Вера сказала, думать нужно не о беге от одиночества, которого я никогда не ведала. Думать нужно о беге от экзистенциального одиночества. О том, что не людей нет у меня, а меня нет у людей и у самой себя. Говорила, нам мало даже взаимного тепла, потому что нужно родиться, вылупиться, непонятно из чего и для чего, но сроки поджимают. И любовь здесь ни при чем. Мало любви, мало чтоб тебя любили, мало чтоб ты любила, хочется уже как-нибудь родиться, раз и навсегда, чтобы этого не отменить. Я не стала спорить с Верой. Иногда проще не вступать в дискуссию с учениками философской школы Кухни. Любовь при всем, от начала и до конца. Чтобы как-нибудь родиться, нужно начать любить себя, начать любить других. С взаимным теплом проявляясь в них, с взаимным теплом проявляя их в себе. Так, постепенно, начать проявлять для себя мир, проявлять себя для мира. Невозможно постановить родиться и родиться. Нужно собой забеременеть, нужно себя выносить в какие угодно сроки. Среди грязи и мусора, крови и пота, среди слез и страданий, между жизнью и смертью. В центре вселенной, среди невыносимой красоты этой жизни, от которой часто хочется умереть. Как-то научиться любить, раз и навсегда, чтобы этого не отменить.

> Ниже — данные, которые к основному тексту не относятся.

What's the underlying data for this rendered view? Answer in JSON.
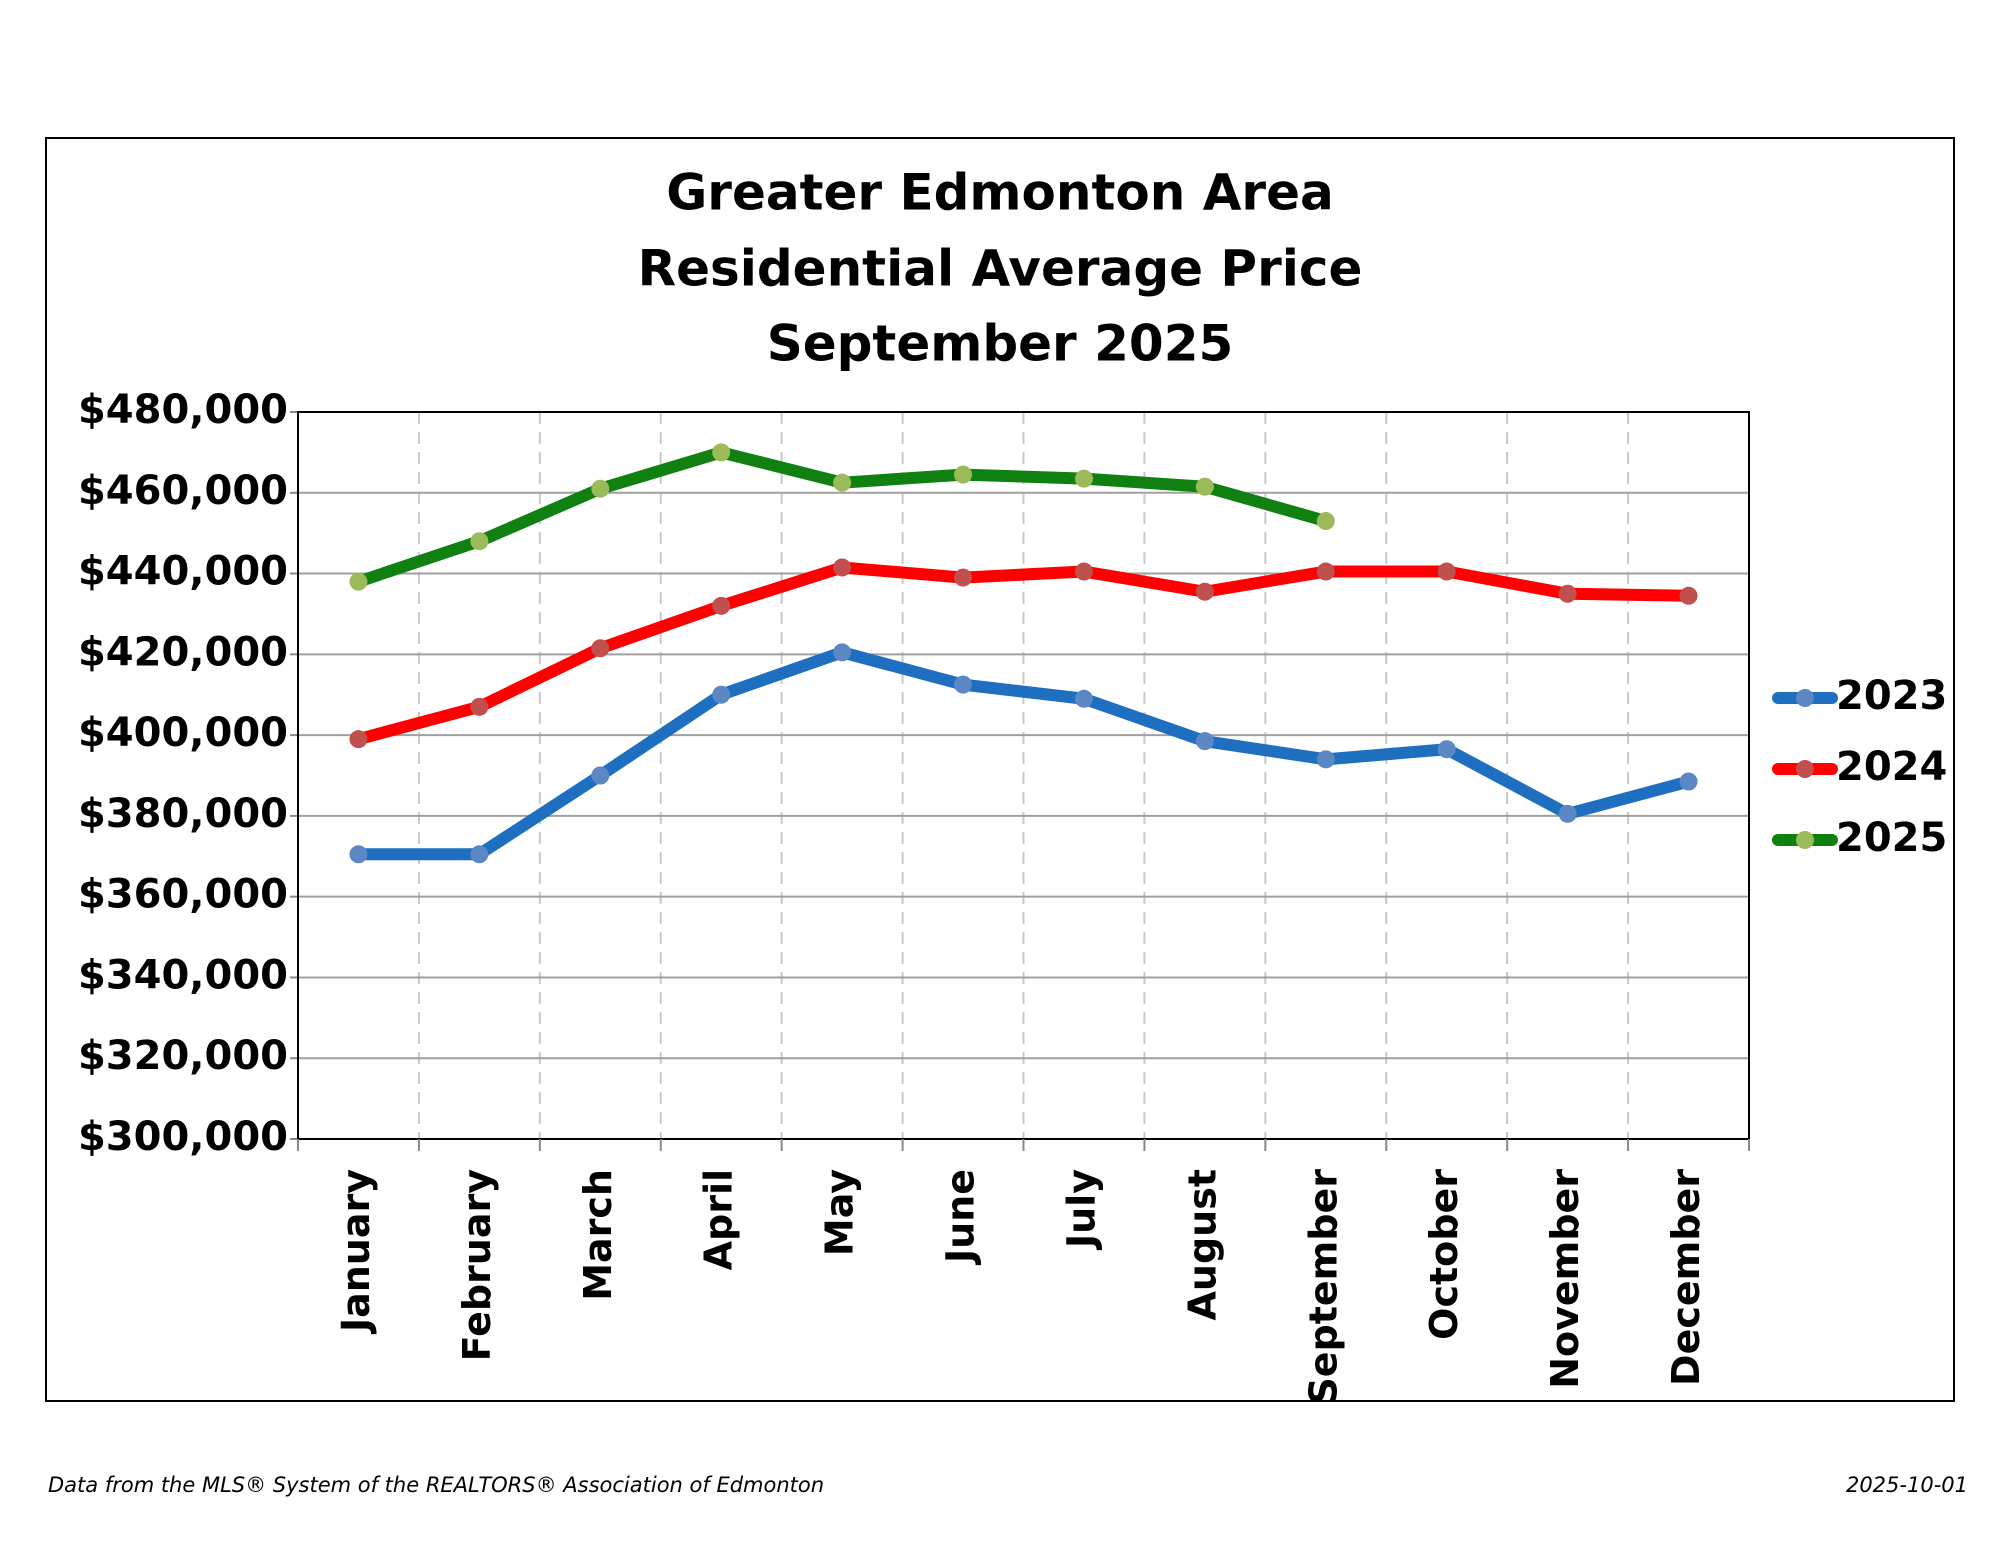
{
  "chart_data": {
    "type": "line",
    "title": [
      "Greater Edmonton Area",
      "Residential Average Price",
      "September 2025"
    ],
    "categories": [
      "January",
      "February",
      "March",
      "April",
      "May",
      "June",
      "July",
      "August",
      "September",
      "October",
      "November",
      "December"
    ],
    "series": [
      {
        "name": "2023",
        "color": "#1f6fc0",
        "marker_color": "#5b87c5",
        "values": [
          370500,
          370500,
          390000,
          410000,
          420500,
          412500,
          409000,
          398500,
          394000,
          396500,
          380500,
          388500
        ]
      },
      {
        "name": "2024",
        "color": "#ff0000",
        "marker_color": "#c0504d",
        "values": [
          399000,
          407000,
          421500,
          432000,
          441500,
          439000,
          440500,
          435500,
          440500,
          440500,
          435000,
          434500
        ]
      },
      {
        "name": "2025",
        "color": "#108010",
        "marker_color": "#9bbb59",
        "values": [
          438000,
          448000,
          461000,
          470000,
          462500,
          464500,
          463500,
          461500,
          453000,
          null,
          null,
          null
        ]
      }
    ],
    "ylim": [
      300000,
      480000
    ],
    "yticks": [
      {
        "value": 300000,
        "label": "$300,000"
      },
      {
        "value": 320000,
        "label": "$320,000"
      },
      {
        "value": 340000,
        "label": "$340,000"
      },
      {
        "value": 360000,
        "label": "$360,000"
      },
      {
        "value": 380000,
        "label": "$380,000"
      },
      {
        "value": 400000,
        "label": "$400,000"
      },
      {
        "value": 420000,
        "label": "$420,000"
      },
      {
        "value": 440000,
        "label": "$440,000"
      },
      {
        "value": 460000,
        "label": "$460,000"
      },
      {
        "value": 480000,
        "label": "$480,000"
      }
    ],
    "grid": true,
    "legend": "right",
    "source": "Data from the MLS® System of the REALTORS® Association of Edmonton",
    "date": "2025-10-01"
  }
}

После развода с отцом, мама начала бежать одиночества. Она работала переводчицей в театре, где часто проходили премьеры. Премьеры неизменно сопровождались фуршетами, банкетами и простыми посиделками с бутылкой за кулисами. Нужно отметить премьеру. Нужно отметить премьеру. Нужно отметить премьеру. Не знаю, сколько актеров и актрис спилось еще тогда, когда я ходила в первый класс. Мать отмечала премьеры с режиссерами и актерами, потом с костюмерами и гримерами, потом с осветителями, а потом с уборщицами. Это было тоскливое время, время моего отрочества. Мне все еще хотелось думать, что с моей жизнью все в порядке, даже несмотря на развод родителей. Но с ней было не все в порядке. Самыми отвратительными были субботние и воскресные дни, когда отец приводил меня в театр и оставлял ждать мать. В двенадцать ночи мне удавалось ее найти, я брала ее под руку и вела к улице Ленина. Мы ловили такси, ехали домой, на самую окраину Кишинева. Один рубль двадцать копеек. Столько стоила поездка до дома. Один рубль двадцать копеек. Один в один, всегда. Может быть, такси не въелись бы так прочно в мою память, если бы однажды мама не поскользнулась. Она упала и ударилась затылком об асфальт, когда мы подходили к машине. Я и сейчас помню этот звук, звук от удара головы об асфальт. Стоя в засохшей крови, я слышала его. Видела обмякшее, беспомощное тело, родное, мое. Чувствовала ужас и жалость. Без любви.

Ведра нужно было приносить и уносить, если маме плохо, если ее тошнило. Я носила ведра, старалась не думать о том, что все это похоже на страшный сон. Мне нужно было выжить, пока нужно было выжить матери. Ей было плохо, и становилось все хуже. Ей совершенно не хотелось оставаться дома, и тогда она начала пропадать днями, потом неделями. Все что поддерживало меня в то время, это школа с обедами, мелочь на полбатона и зеленый чай. Я засыпала в зимнем пальто и сапогах, потому что некому было топить печь, утром умывалась ледяной водой из колонки во дворе, наспех стирала воротнички и манжеты, гладила пионерский галстук и школьную форму, все, готова. Беспечное лицо, новый день. Рита, почему твоих родителей нет на родительском собрании. Потому что они очень заняты.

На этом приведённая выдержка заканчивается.